For most of the last five years, I’ve been treating my disorder with medications, ranging from lithium to depakote to lamictal (which is turns out I’m severely allergic to). Mostly, though, I’ve been on lithium. The thing of all this is that I haven’t been taking medication since the beginning of the year. My closest friends know this. One of them is even a doctor, so she gave me some advice on the matter.

Why now? Why, if it’s been working for 5 years, did I decide to stop? Well, a couple of factors, actually. One, these medications moderate the mood swings. The lows aren’t nearly as low and the highs aren’t nearly as high. Also, I’ve recently obtained a steady job, a 9-5, hate your life, Office Space is not-a-parody-but-a-way-of-life job. If I had any chance of ever attempting to handle my life without mediation, this was going to be the time. And, for the most part, I succeeded.

I kept myself level, despite moving, and hating my job. Until all of a sudden, I wasn’t. It’s hard to know when I first became seriously depressed. Probably late march.

It’s strange, because you’d think it was obvious. And yet, with all the signs and symptoms and my experience with it, I didn’t know till it was almost too late. I found myself sitting under my desk, wondering how many of my sleeping pills it would take to simply never wake up.

In retrospect, I wanted to tell myself I wasn’t serious about the question, but I can’t look myself in the face and sell that line. Because, for those few minutes, that was the reality. Looking off that edge is unsettling.

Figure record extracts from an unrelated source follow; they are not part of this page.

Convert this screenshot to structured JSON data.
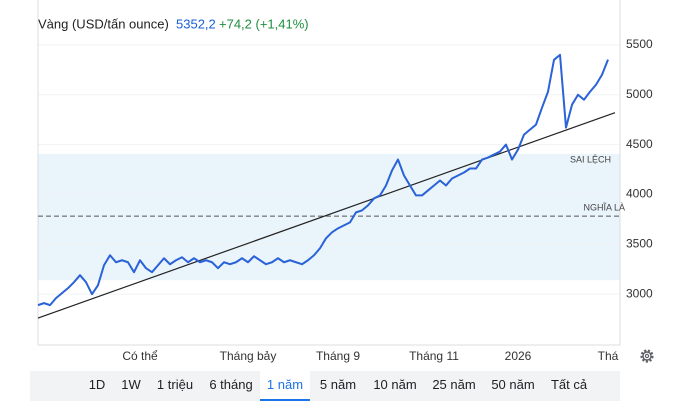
{
  "header": {
    "title": "Vàng (USD/tấn ounce)",
    "price": "5352,2",
    "change": "+74,2 (+1,41%)"
  },
  "chart_data": {
    "type": "line",
    "categories": [
      null,
      null,
      null,
      null,
      null,
      null,
      null,
      null,
      null,
      null,
      null,
      null,
      null,
      null,
      null,
      null,
      null,
      "Có thể",
      null,
      null,
      null,
      null,
      null,
      null,
      null,
      null,
      null,
      null,
      null,
      null,
      null,
      null,
      null,
      null,
      null,
      "Tháng bảy",
      null,
      null,
      null,
      null,
      null,
      null,
      null,
      null,
      null,
      null,
      null,
      null,
      null,
      null,
      "Tháng 9",
      null,
      null,
      null,
      null,
      null,
      null,
      null,
      null,
      null,
      null,
      null,
      null,
      null,
      null,
      null,
      "Tháng 11",
      null,
      null,
      null,
      null,
      null,
      null,
      null,
      null,
      null,
      null,
      null,
      null,
      null,
      "2026",
      null,
      null,
      null,
      null,
      null,
      null,
      null,
      null,
      null,
      null,
      null,
      null,
      null,
      null,
      "Thá"
    ],
    "series": [
      {
        "color": "#2a62d8",
        "values": [
          2890,
          2910,
          2890,
          2960,
          3010,
          3060,
          3120,
          3190,
          3120,
          3000,
          3090,
          3290,
          3390,
          3320,
          3340,
          3320,
          3220,
          3340,
          3260,
          3220,
          3290,
          3360,
          3300,
          3340,
          3370,
          3320,
          3360,
          3320,
          3340,
          3320,
          3260,
          3320,
          3300,
          3320,
          3360,
          3320,
          3380,
          3340,
          3300,
          3320,
          3360,
          3320,
          3340,
          3320,
          3300,
          3340,
          3390,
          3460,
          3560,
          3620,
          3660,
          3690,
          3720,
          3820,
          3840,
          3890,
          3960,
          3990,
          4090,
          4240,
          4350,
          4190,
          4090,
          3990,
          3990,
          4040,
          4090,
          4140,
          4090,
          4160,
          4190,
          4220,
          4260,
          4260,
          4350,
          4370,
          4400,
          4430,
          4500,
          4350,
          4450,
          4600,
          4650,
          4700,
          4870,
          5030,
          5350,
          5400,
          4670,
          4900,
          5000,
          4950,
          5030,
          5100,
          5200,
          5352.2
        ]
      }
    ],
    "ylim": [
      2490,
      5950
    ],
    "yticks": [
      3000,
      3500,
      4000,
      4500,
      5000,
      5500
    ],
    "grid": true,
    "trend_line": {
      "color": "#222222",
      "values": [
        2760,
        4820
      ]
    },
    "mean_line": {
      "label": "NGHĨA LÀ",
      "value": 3783
    },
    "deviation_band": {
      "label": "SAI LỆCH",
      "color": "#eaf4fb",
      "range": [
        3140,
        4406
      ]
    }
  },
  "range_buttons": [
    "1D",
    "1W",
    "1 triệu",
    "6 tháng",
    "1 năm",
    "5 năm",
    "10 năm",
    "25 năm",
    "50 năm",
    "Tất cả"
  ],
  "selected_range": "1 năm"
}
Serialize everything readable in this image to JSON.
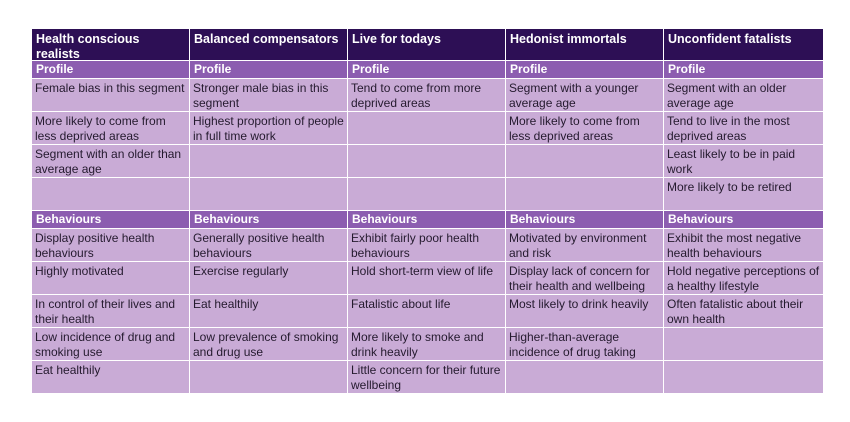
{
  "columns": [
    {
      "title": "Health conscious realists",
      "profile": [
        "Female bias in this segment",
        "More likely to come from less deprived areas",
        "Segment with an older than average age",
        ""
      ],
      "behaviours": [
        "Display positive health behaviours",
        "Highly motivated",
        "In control of their lives and their health",
        "Low incidence of drug and smoking use",
        "Eat healthily"
      ]
    },
    {
      "title": "Balanced compensators",
      "profile": [
        "Stronger male bias in this segment",
        "Highest proportion of people in full time work",
        "",
        ""
      ],
      "behaviours": [
        "Generally positive health behaviours",
        "Exercise regularly",
        "Eat healthily",
        "Low prevalence of smoking and drug use",
        ""
      ]
    },
    {
      "title": "Live for todays",
      "profile": [
        "Tend to come from more deprived areas",
        "",
        "",
        ""
      ],
      "behaviours": [
        "Exhibit fairly poor health behaviours",
        "Hold short-term view of life",
        "Fatalistic about life",
        "More likely to smoke and drink heavily",
        "Little concern for their future wellbeing"
      ]
    },
    {
      "title": "Hedonist immortals",
      "profile": [
        "Segment with a younger average age",
        "More likely to come from less deprived areas",
        "",
        ""
      ],
      "behaviours": [
        "Motivated by environment and risk",
        "Display lack of concern for their health and wellbeing",
        "Most likely to drink heavily",
        "Higher-than-average incidence of drug taking",
        ""
      ]
    },
    {
      "title": "Unconfident fatalists",
      "profile": [
        "Segment with an older average age",
        "Tend to live in the most deprived areas",
        "Least likely to be in paid work",
        "More likely to be retired"
      ],
      "behaviours": [
        "Exhibit the most negative health behaviours",
        "Hold negative perceptions of a healthy lifestyle",
        "Often fatalistic about their own health",
        "",
        ""
      ]
    }
  ],
  "sections": {
    "profile": "Profile",
    "behaviours": "Behaviours"
  },
  "colors": {
    "header": "#2d0f55",
    "section": "#8c5db0",
    "cell": "#c9abd6"
  }
}
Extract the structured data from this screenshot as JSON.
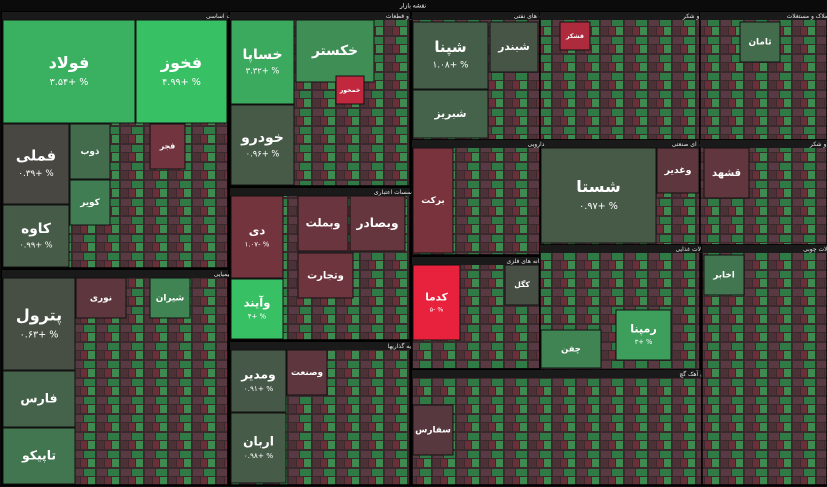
{
  "chart_data": {
    "type": "treemap",
    "title": "نقشه بازار",
    "sectors": [
      {
        "name": "فلزات اساسی",
        "tiles": [
          {
            "name": "فولاد",
            "value": 3.54,
            "value_label": "۳.۵۴+ %"
          },
          {
            "name": "فخوز",
            "value": 4.99,
            "value_label": "۴.۹۹+ %"
          },
          {
            "name": "فملی",
            "value": 0.39,
            "value_label": "۰.۳۹+ %"
          },
          {
            "name": "کاوه",
            "value": 0.99,
            "value_label": "۰.۹۹+ %"
          },
          {
            "name": "ذوب",
            "value": 1.5
          },
          {
            "name": "کویر",
            "value": 2
          },
          {
            "name": "فجر",
            "value": -1
          }
        ]
      },
      {
        "name": "شیمیایی",
        "tiles": [
          {
            "name": "پترول",
            "value": 0.63,
            "value_label": "۰.۶۳+ %"
          },
          {
            "name": "فارس",
            "value": 1.2
          },
          {
            "name": "تاپیکو",
            "value": 1.8
          },
          {
            "name": "نوری",
            "value": -0.5
          },
          {
            "name": "شیران",
            "value": 2.2
          }
        ]
      },
      {
        "name": "خودرو و قطعات",
        "tiles": [
          {
            "name": "خساپا",
            "value": 3.32,
            "value_label": "۳.۳۲+ %"
          },
          {
            "name": "خکستر",
            "value": 2.5
          },
          {
            "name": "خودرو",
            "value": 0.96,
            "value_label": "۰.۹۶+ %"
          },
          {
            "name": "خمحور",
            "value": -3
          }
        ]
      },
      {
        "name": "بانکها و موسسات اعتباری",
        "tiles": [
          {
            "name": "دی",
            "value": -1.07,
            "value_label": "۱.۰۷- %"
          },
          {
            "name": "وآیند",
            "value": 4,
            "value_label": "۴+ %"
          },
          {
            "name": "وبملت",
            "value": -0.8
          },
          {
            "name": "وبصادر",
            "value": -0.7
          },
          {
            "name": "وتجارت",
            "value": -0.9
          }
        ]
      },
      {
        "name": "سرمایه گذاریها",
        "tiles": [
          {
            "name": "ومدیر",
            "value": 0.91,
            "value_label": "۰.۹۱+ %"
          },
          {
            "name": "اربان",
            "value": 0.98,
            "value_label": "۰.۹۸+ %"
          },
          {
            "name": "وصنعت",
            "value": -0.5
          }
        ]
      },
      {
        "name": "فرآورده های نفتی",
        "tiles": [
          {
            "name": "شپنا",
            "value": 1.08,
            "value_label": "۱.۰۸+ %"
          },
          {
            "name": "شبندر",
            "value": 0.8
          },
          {
            "name": "شبریز",
            "value": 1.2
          }
        ]
      },
      {
        "name": "قند و شکر",
        "tiles": [
          {
            "name": "قشکر",
            "value": -2.5
          }
        ]
      },
      {
        "name": "انبوه سازی املاک و مستغلات",
        "tiles": [
          {
            "name": "ثامان",
            "value": 1.5
          }
        ]
      },
      {
        "name": "چندرشته ای صنعتی",
        "tiles": [
          {
            "name": "شستا",
            "value": 0.97,
            "value_label": "۰.۹۷+ %"
          },
          {
            "name": "وغدیر",
            "value": -0.5
          }
        ]
      },
      {
        "name": "دارویی",
        "tiles": [
          {
            "name": "برکت",
            "value": -1.2
          }
        ]
      },
      {
        "name": "قند و شکر",
        "tiles": [
          {
            "name": "قشهد",
            "value": -0.6
          }
        ]
      },
      {
        "name": "استخراج کانه های فلزی",
        "tiles": [
          {
            "name": "کدما",
            "value": -5,
            "value_label": "۵- %"
          },
          {
            "name": "کگل",
            "value": 0.6
          }
        ]
      },
      {
        "name": "محصولات غذایی",
        "tiles": [
          {
            "name": "رمپنا",
            "value": 3,
            "value_label": "۳+ %"
          },
          {
            "name": "چفن",
            "value": 2.2
          }
        ]
      },
      {
        "name": "سیمان آهک گچ",
        "tiles": [
          {
            "name": "سفارس",
            "value": -0.3
          }
        ]
      },
      {
        "name": "محصولات چوبی",
        "tiles": [
          {
            "name": "اخابر",
            "value": 1.8
          }
        ]
      }
    ]
  }
}
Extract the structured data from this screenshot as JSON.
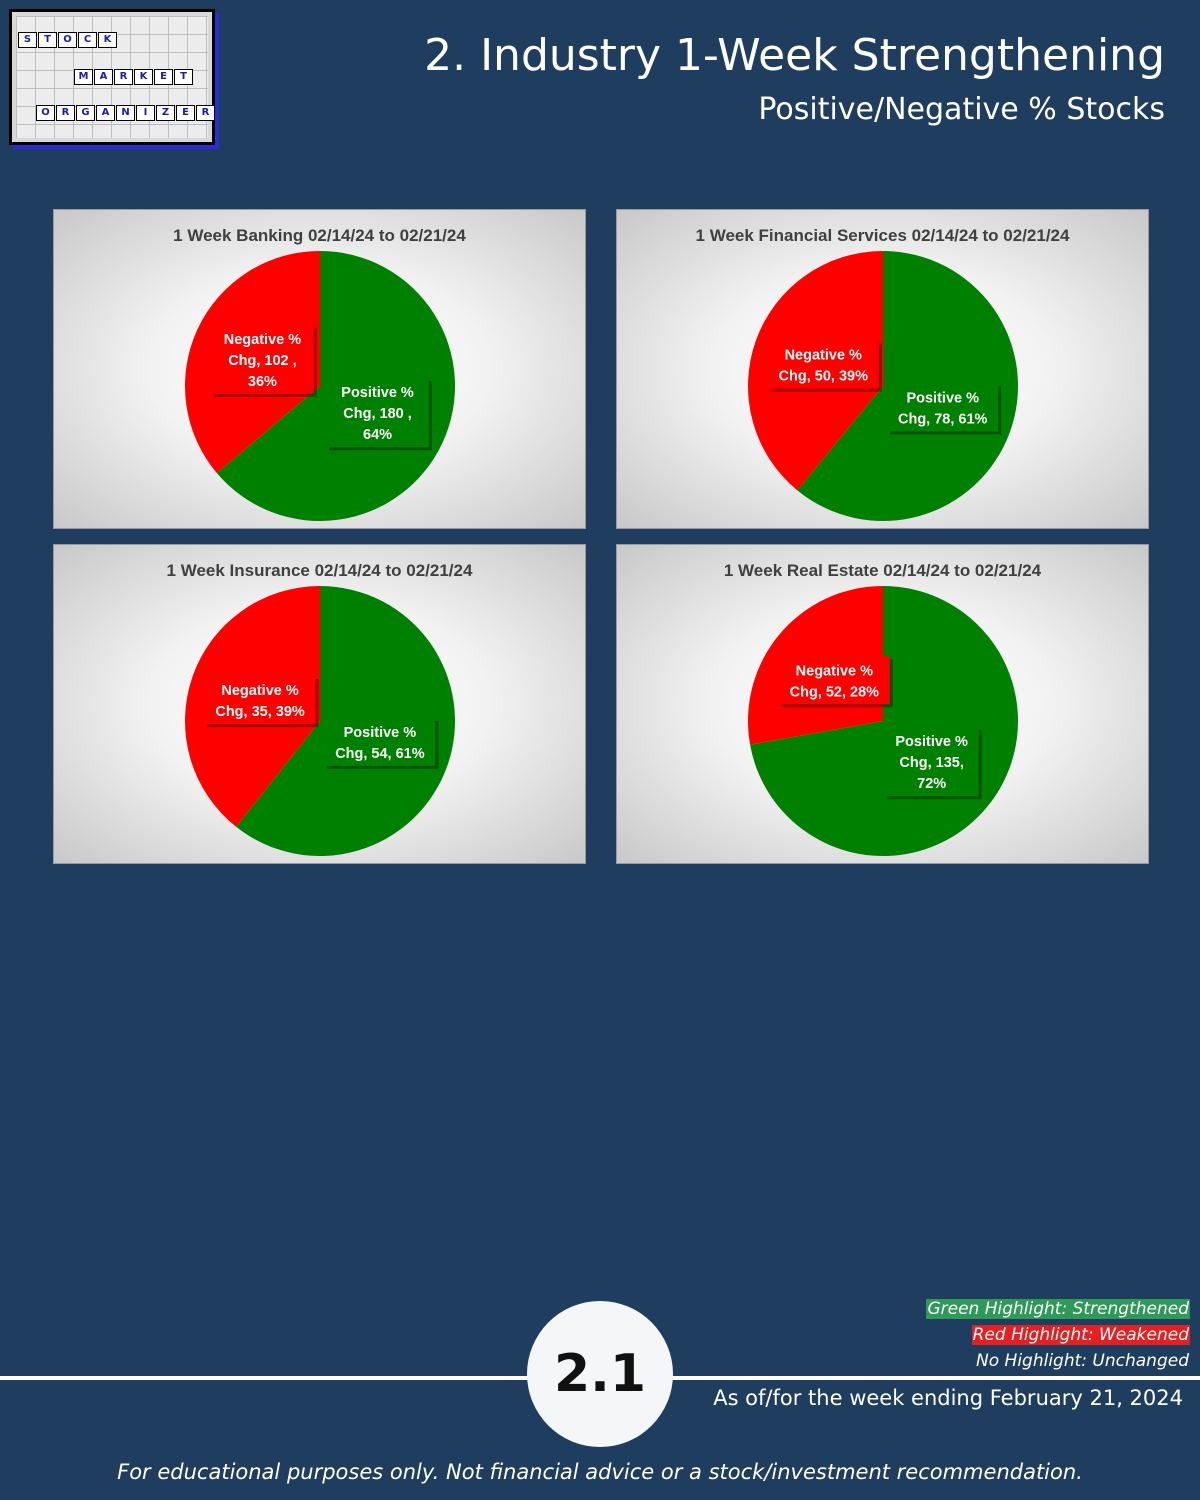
{
  "colors": {
    "background": "#1e3d5f",
    "positive": "#008000",
    "negative": "#ff0000",
    "highlight_green": "#2e9a57",
    "highlight_red": "#e62020"
  },
  "logo": {
    "rows": [
      [
        "S",
        "T",
        "O",
        "C",
        "K"
      ],
      [
        "M",
        "A",
        "R",
        "K",
        "E",
        "T"
      ],
      [
        "O",
        "R",
        "G",
        "A",
        "N",
        "I",
        "Z",
        "E",
        "R"
      ]
    ]
  },
  "header": {
    "title": "2. Industry 1-Week Strengthening",
    "subtitle": "Positive/Negative % Stocks"
  },
  "chart_data": [
    {
      "type": "pie",
      "title": "1 Week Banking 02/14/24 to 02/21/24",
      "slices": [
        {
          "name": "Positive % Chg",
          "value": 180,
          "percent": 64,
          "color": "#008000",
          "label_lines": [
            "Positive %",
            "Chg,  180 ,",
            "64%"
          ]
        },
        {
          "name": "Negative % Chg",
          "value": 102,
          "percent": 36,
          "color": "#ff0000",
          "label_lines": [
            "Negative %",
            "Chg,  102 ,",
            "36%"
          ]
        }
      ]
    },
    {
      "type": "pie",
      "title": "1 Week Financial Services 02/14/24 to 02/21/24",
      "slices": [
        {
          "name": "Positive % Chg",
          "value": 78,
          "percent": 61,
          "color": "#008000",
          "label_lines": [
            "Positive %",
            "Chg, 78, 61%"
          ]
        },
        {
          "name": "Negative % Chg",
          "value": 50,
          "percent": 39,
          "color": "#ff0000",
          "label_lines": [
            "Negative %",
            "Chg, 50, 39%"
          ]
        }
      ]
    },
    {
      "type": "pie",
      "title": "1 Week Insurance 02/14/24 to 02/21/24",
      "slices": [
        {
          "name": "Positive % Chg",
          "value": 54,
          "percent": 61,
          "color": "#008000",
          "label_lines": [
            "Positive %",
            "Chg, 54, 61%"
          ]
        },
        {
          "name": "Negative % Chg",
          "value": 35,
          "percent": 39,
          "color": "#ff0000",
          "label_lines": [
            "Negative %",
            "Chg, 35, 39%"
          ]
        }
      ]
    },
    {
      "type": "pie",
      "title": "1 Week Real Estate 02/14/24 to 02/21/24",
      "slices": [
        {
          "name": "Positive % Chg",
          "value": 135,
          "percent": 72,
          "color": "#008000",
          "label_lines": [
            "Positive %",
            "Chg, 135,",
            "72%"
          ]
        },
        {
          "name": "Negative % Chg",
          "value": 52,
          "percent": 28,
          "color": "#ff0000",
          "label_lines": [
            "Negative %",
            "Chg, 52, 28%"
          ]
        }
      ]
    }
  ],
  "footer": {
    "page_number": "2.1",
    "legend": {
      "green": "Green Highlight: Strengthened",
      "red": "Red Highlight: Weakened",
      "none": "No Highlight: Unchanged"
    },
    "as_of": "As of/for the week ending February 21, 2024",
    "disclaimer": "For educational purposes only. Not financial advice or a stock/investment recommendation."
  }
}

Plus, there’s also my sleep disorder, which means I naturally want to go to sleep at 5am and wake up at 2pm, but that’s another story.

This is all a long way of saying that I wasn’t able to do what I love. Which is write. I’ve been told that I need to write to escape my depression. So far, it hasn’t worked that way. Putting rules and restrictions of my escape just weights it down. I don’t know what that means. Maybe it’s something I have to work through. I’ve been getting better tat that over all, I think. Yeah.

Anyway, for what it’s worth, let’s get back to it.